(Cross-posting from distributor-list.)
Today we’re releasing a fix for an issue in g_file_replace(). See this issue for the details, and these two merge requests for the fixes for GLib master (2.67.x series) and GLib 2.66:
- https://gitlab.gnome.org/GNOME/glib/-/issues/2325
- https://gitlab.gnome.org/GNOME/glib/-/merge_requests/1981
- https://gitlab.gnome.org/GNOME/glib/-/merge_requests/1982
GLib release series 2.66 (stable) and 2.67 (development) are vulnerable. It’s likely that versions <2.66 are also vulnerable, but these have not been tested.
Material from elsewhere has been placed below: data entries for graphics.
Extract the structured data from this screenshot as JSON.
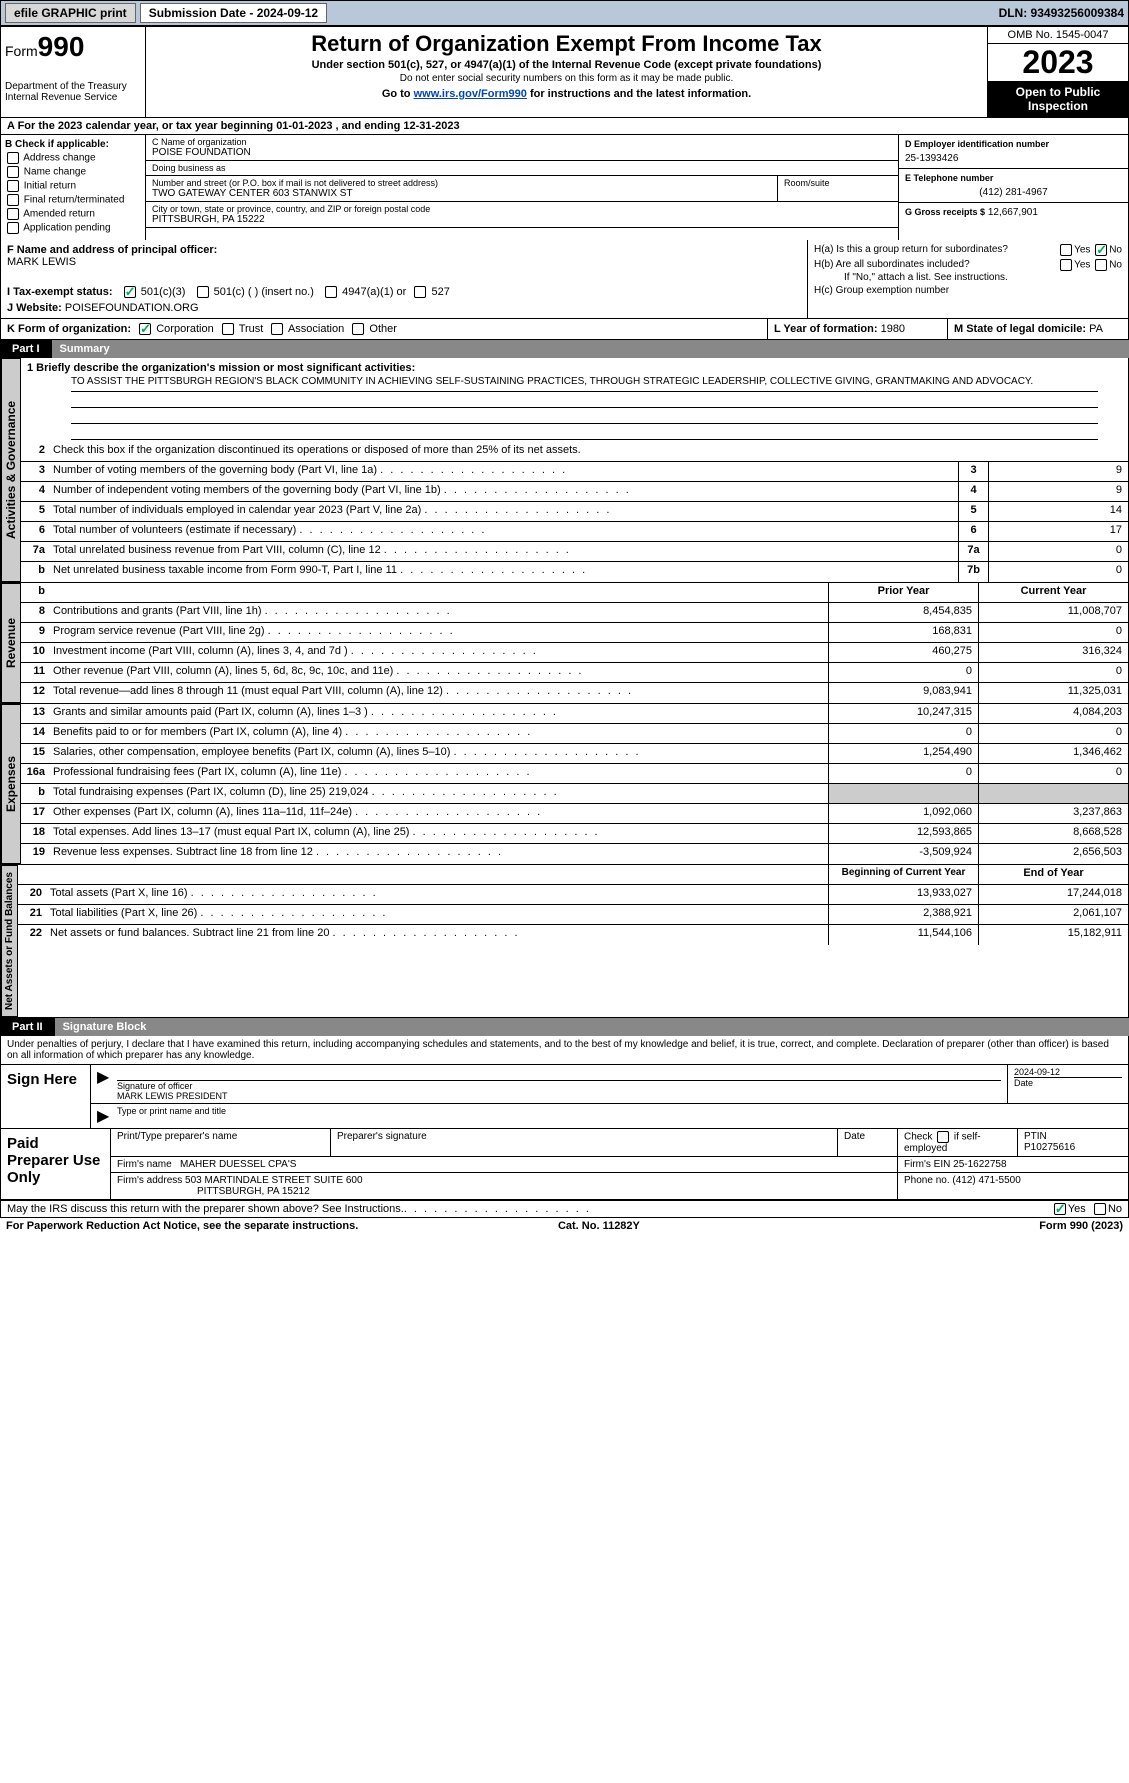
{
  "topbar": {
    "efile": "efile GRAPHIC print",
    "submission": "Submission Date - 2024-09-12",
    "dln": "DLN: 93493256009384"
  },
  "header": {
    "form_prefix": "Form",
    "form_number": "990",
    "title": "Return of Organization Exempt From Income Tax",
    "subtitle": "Under section 501(c), 527, or 4947(a)(1) of the Internal Revenue Code (except private foundations)",
    "ssn_note": "Do not enter social security numbers on this form as it may be made public.",
    "goto_prefix": "Go to ",
    "goto_link": "www.irs.gov/Form990",
    "goto_suffix": " for instructions and the latest information.",
    "dept": "Department of the Treasury\nInternal Revenue Service",
    "omb": "OMB No. 1545-0047",
    "year": "2023",
    "open": "Open to Public Inspection"
  },
  "row_a": "A For the 2023 calendar year, or tax year beginning 01-01-2023   , and ending 12-31-2023",
  "col_b": {
    "header": "B Check if applicable:",
    "items": [
      "Address change",
      "Name change",
      "Initial return",
      "Final return/terminated",
      "Amended return",
      "Application pending"
    ]
  },
  "col_c": {
    "name_label": "C Name of organization",
    "name": "POISE FOUNDATION",
    "dba_label": "Doing business as",
    "dba": "",
    "street_label": "Number and street (or P.O. box if mail is not delivered to street address)",
    "street": "TWO GATEWAY CENTER 603 STANWIX ST",
    "room_label": "Room/suite",
    "room": "",
    "city_label": "City or town, state or province, country, and ZIP or foreign postal code",
    "city": "PITTSBURGH, PA  15222"
  },
  "col_d": {
    "ein_label": "D Employer identification number",
    "ein": "25-1393426",
    "phone_label": "E Telephone number",
    "phone": "(412) 281-4967",
    "gross_label": "G Gross receipts $",
    "gross": "12,667,901"
  },
  "row_f": {
    "label": "F  Name and address of principal officer:",
    "name": "MARK LEWIS"
  },
  "row_h": {
    "a": "H(a)  Is this a group return for subordinates?",
    "b": "H(b)  Are all subordinates included?",
    "b_note": "If \"No,\" attach a list. See instructions.",
    "c": "H(c)  Group exemption number ",
    "yes": "Yes",
    "no": "No"
  },
  "row_i": {
    "label": "I   Tax-exempt status:",
    "opts": [
      "501(c)(3)",
      "501(c) (  ) (insert no.)",
      "4947(a)(1) or",
      "527"
    ]
  },
  "row_j": {
    "label": "J   Website: ",
    "value": "POISEFOUNDATION.ORG"
  },
  "row_k": {
    "label": "K Form of organization:",
    "opts": [
      "Corporation",
      "Trust",
      "Association",
      "Other"
    ],
    "l_label": "L Year of formation:",
    "l_val": "1980",
    "m_label": "M State of legal domicile:",
    "m_val": "PA"
  },
  "part1": {
    "num": "Part I",
    "title": "Summary"
  },
  "mission": {
    "q": "1   Briefly describe the organization's mission or most significant activities:",
    "text": "TO ASSIST THE PITTSBURGH REGION'S BLACK COMMUNITY IN ACHIEVING SELF-SUSTAINING PRACTICES, THROUGH STRATEGIC LEADERSHIP, COLLECTIVE GIVING, GRANTMAKING AND ADVOCACY."
  },
  "gov_lines": [
    {
      "n": "2",
      "d": "Check this box      if the organization discontinued its operations or disposed of more than 25% of its net assets."
    },
    {
      "n": "3",
      "d": "Number of voting members of the governing body (Part VI, line 1a)",
      "box": "3",
      "v": "9"
    },
    {
      "n": "4",
      "d": "Number of independent voting members of the governing body (Part VI, line 1b)",
      "box": "4",
      "v": "9"
    },
    {
      "n": "5",
      "d": "Total number of individuals employed in calendar year 2023 (Part V, line 2a)",
      "box": "5",
      "v": "14"
    },
    {
      "n": "6",
      "d": "Total number of volunteers (estimate if necessary)",
      "box": "6",
      "v": "17"
    },
    {
      "n": "7a",
      "d": "Total unrelated business revenue from Part VIII, column (C), line 12",
      "box": "7a",
      "v": "0"
    },
    {
      "n": "b",
      "d": "Net unrelated business taxable income from Form 990-T, Part I, line 11",
      "box": "7b",
      "v": "0"
    }
  ],
  "rev_header": {
    "prior": "Prior Year",
    "curr": "Current Year"
  },
  "rev_lines": [
    {
      "n": "8",
      "d": "Contributions and grants (Part VIII, line 1h)",
      "p": "8,454,835",
      "c": "11,008,707"
    },
    {
      "n": "9",
      "d": "Program service revenue (Part VIII, line 2g)",
      "p": "168,831",
      "c": "0"
    },
    {
      "n": "10",
      "d": "Investment income (Part VIII, column (A), lines 3, 4, and 7d )",
      "p": "460,275",
      "c": "316,324"
    },
    {
      "n": "11",
      "d": "Other revenue (Part VIII, column (A), lines 5, 6d, 8c, 9c, 10c, and 11e)",
      "p": "0",
      "c": "0"
    },
    {
      "n": "12",
      "d": "Total revenue—add lines 8 through 11 (must equal Part VIII, column (A), line 12)",
      "p": "9,083,941",
      "c": "11,325,031"
    }
  ],
  "exp_lines": [
    {
      "n": "13",
      "d": "Grants and similar amounts paid (Part IX, column (A), lines 1–3 )",
      "p": "10,247,315",
      "c": "4,084,203"
    },
    {
      "n": "14",
      "d": "Benefits paid to or for members (Part IX, column (A), line 4)",
      "p": "0",
      "c": "0"
    },
    {
      "n": "15",
      "d": "Salaries, other compensation, employee benefits (Part IX, column (A), lines 5–10)",
      "p": "1,254,490",
      "c": "1,346,462"
    },
    {
      "n": "16a",
      "d": "Professional fundraising fees (Part IX, column (A), line 11e)",
      "p": "0",
      "c": "0"
    },
    {
      "n": "b",
      "d": "Total fundraising expenses (Part IX, column (D), line 25) 219,024",
      "p": "",
      "c": "",
      "shaded": true
    },
    {
      "n": "17",
      "d": "Other expenses (Part IX, column (A), lines 11a–11d, 11f–24e)",
      "p": "1,092,060",
      "c": "3,237,863"
    },
    {
      "n": "18",
      "d": "Total expenses. Add lines 13–17 (must equal Part IX, column (A), line 25)",
      "p": "12,593,865",
      "c": "8,668,528"
    },
    {
      "n": "19",
      "d": "Revenue less expenses. Subtract line 18 from line 12",
      "p": "-3,509,924",
      "c": "2,656,503"
    }
  ],
  "na_header": {
    "prior": "Beginning of Current Year",
    "curr": "End of Year"
  },
  "na_lines": [
    {
      "n": "20",
      "d": "Total assets (Part X, line 16)",
      "p": "13,933,027",
      "c": "17,244,018"
    },
    {
      "n": "21",
      "d": "Total liabilities (Part X, line 26)",
      "p": "2,388,921",
      "c": "2,061,107"
    },
    {
      "n": "22",
      "d": "Net assets or fund balances. Subtract line 21 from line 20",
      "p": "11,544,106",
      "c": "15,182,911"
    }
  ],
  "part2": {
    "num": "Part II",
    "title": "Signature Block"
  },
  "sig_intro": "Under penalties of perjury, I declare that I have examined this return, including accompanying schedules and statements, and to the best of my knowledge and belief, it is true, correct, and complete. Declaration of preparer (other than officer) is based on all information of which preparer has any knowledge.",
  "sign": {
    "left": "Sign Here",
    "sig_label": "Signature of officer",
    "name": "MARK LEWIS PRESIDENT",
    "name_label": "Type or print name and title",
    "date": "2024-09-12",
    "date_label": "Date"
  },
  "prep": {
    "left": "Paid Preparer Use Only",
    "h1": "Print/Type preparer's name",
    "h2": "Preparer's signature",
    "h3": "Date",
    "h4": "Check      if self-employed",
    "h5": "PTIN",
    "ptin": "P10275616",
    "firm_label": "Firm's name   ",
    "firm": "MAHER DUESSEL CPA'S",
    "ein_label": "Firm's EIN  ",
    "ein": "25-1622758",
    "addr_label": "Firm's address ",
    "addr1": "503 MARTINDALE STREET SUITE 600",
    "addr2": "PITTSBURGH, PA  15212",
    "phone_label": "Phone no. ",
    "phone": "(412) 471-5500"
  },
  "footer": {
    "discuss": "May the IRS discuss this return with the preparer shown above? See Instructions.",
    "yes": "Yes",
    "no": "No",
    "pra": "For Paperwork Reduction Act Notice, see the separate instructions.",
    "cat": "Cat. No. 11282Y",
    "form": "Form 990 (2023)"
  },
  "vtabs": {
    "gov": "Activities & Governance",
    "rev": "Revenue",
    "exp": "Expenses",
    "na": "Net Assets or Fund Balances"
  },
  "colors": {
    "topbar_bg": "#b8c8d8",
    "part_tab_bg": "#888888",
    "shaded_bg": "#cccccc",
    "link": "#0645ad",
    "check": "#00aa55"
  }
}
The fixes have just been merged into GLib, and will be available in the upcoming 2.67.6 and 2.66.8 releases, due later this week.
The fix concerns use of g_file_replace() with the G_FILE_CREATE_REPLACE_DESTINATION flag set. When replacing a file which is actually a dangling symlink, the target of the symlink will be created as an empty file, and then the symlink itself will be replaced with the new file. The bug is the creation of the empty file; in
situations where the symlink is under the control of an attacker, the attacker can get a more-privileged process to create empty files at chosen locations.
Thanks to Yiğit Can Yılmaz, Ondrej Holy, Sebastian Dröge and Emmanuele Bassi for their efforts on this.